Tissue damaged by inflammation
After inflammation has damaged tissue and pro-inflammatory eicosanoids have completed their function, healing proceeds in 4 phases.
Recall phase
In the recall phase the adrenal glands increase production of cortisol which shuts down eicosanoid production and inflammation.
In the Resolution phase, pathogens and damaged tissue are removed by macrophages. Red blood cells are also removed from the damaged tissue by macrophages. Failure to remove all of the damaged cells and pathogens may retrigger inflammation.
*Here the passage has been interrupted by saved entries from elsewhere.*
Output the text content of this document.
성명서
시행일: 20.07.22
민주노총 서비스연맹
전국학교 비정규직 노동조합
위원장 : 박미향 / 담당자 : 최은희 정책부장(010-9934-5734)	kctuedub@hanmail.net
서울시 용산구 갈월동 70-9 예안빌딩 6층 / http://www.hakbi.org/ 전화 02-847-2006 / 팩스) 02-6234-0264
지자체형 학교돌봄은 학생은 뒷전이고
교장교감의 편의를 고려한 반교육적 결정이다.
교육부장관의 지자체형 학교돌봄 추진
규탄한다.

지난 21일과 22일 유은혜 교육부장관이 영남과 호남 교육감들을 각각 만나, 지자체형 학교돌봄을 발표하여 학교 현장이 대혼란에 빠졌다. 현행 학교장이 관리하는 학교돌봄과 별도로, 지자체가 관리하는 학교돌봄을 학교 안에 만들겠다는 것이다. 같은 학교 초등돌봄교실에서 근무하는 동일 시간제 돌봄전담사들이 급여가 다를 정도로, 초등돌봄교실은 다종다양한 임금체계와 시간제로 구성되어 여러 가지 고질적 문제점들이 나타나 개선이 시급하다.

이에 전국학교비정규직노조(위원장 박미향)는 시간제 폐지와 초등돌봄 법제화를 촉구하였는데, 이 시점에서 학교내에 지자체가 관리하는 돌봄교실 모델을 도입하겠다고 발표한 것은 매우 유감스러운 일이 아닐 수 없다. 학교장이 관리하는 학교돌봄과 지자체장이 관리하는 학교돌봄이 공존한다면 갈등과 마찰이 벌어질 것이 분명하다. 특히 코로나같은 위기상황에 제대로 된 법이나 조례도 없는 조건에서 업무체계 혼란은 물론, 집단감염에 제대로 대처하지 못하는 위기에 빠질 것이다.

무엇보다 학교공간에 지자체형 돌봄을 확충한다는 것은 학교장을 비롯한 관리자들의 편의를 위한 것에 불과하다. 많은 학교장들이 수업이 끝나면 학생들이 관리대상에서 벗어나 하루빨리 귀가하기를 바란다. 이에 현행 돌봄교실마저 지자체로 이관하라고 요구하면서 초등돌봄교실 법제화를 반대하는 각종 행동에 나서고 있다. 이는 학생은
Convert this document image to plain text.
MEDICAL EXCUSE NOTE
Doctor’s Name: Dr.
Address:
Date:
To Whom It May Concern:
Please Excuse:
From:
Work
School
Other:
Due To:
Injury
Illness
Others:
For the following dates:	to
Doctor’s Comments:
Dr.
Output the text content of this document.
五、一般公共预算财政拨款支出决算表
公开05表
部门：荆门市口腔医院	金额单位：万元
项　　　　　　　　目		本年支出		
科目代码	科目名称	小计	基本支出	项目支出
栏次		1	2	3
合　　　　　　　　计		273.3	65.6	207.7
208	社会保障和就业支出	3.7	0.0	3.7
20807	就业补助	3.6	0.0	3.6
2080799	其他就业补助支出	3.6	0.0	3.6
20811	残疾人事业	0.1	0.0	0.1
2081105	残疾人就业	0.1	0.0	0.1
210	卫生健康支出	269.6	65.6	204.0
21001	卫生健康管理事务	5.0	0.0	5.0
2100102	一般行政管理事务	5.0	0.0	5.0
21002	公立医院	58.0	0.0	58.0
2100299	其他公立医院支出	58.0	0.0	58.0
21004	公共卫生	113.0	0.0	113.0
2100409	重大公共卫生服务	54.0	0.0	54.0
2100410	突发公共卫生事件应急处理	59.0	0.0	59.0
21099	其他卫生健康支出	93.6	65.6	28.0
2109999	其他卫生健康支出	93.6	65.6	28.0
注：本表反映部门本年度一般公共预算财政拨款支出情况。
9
The two subsets of macrophage M1 & M2 plays a crucial role in this phase, M1 macrophage being a pro inflammatory while as M2 is a regenerative and the plasticity between the two subsets determine the tissue inflammation or repair.
Regeneration phase
In the Regeneration phase, blood vessels are repaired and new cells form in the damaged site similar to the cells that were damaged and removed. Some cells such as neurons and muscle cells are slow to recover.
Repair phase
In the Repair phase, new tissue is generated which requires a balance of anti-inflammatory and pro-inflammatory eicosanoids. Anti-inflammatory eicosanoids include lipoxins, epi-lipoxins, and resolvins, which cause release of growth hormones.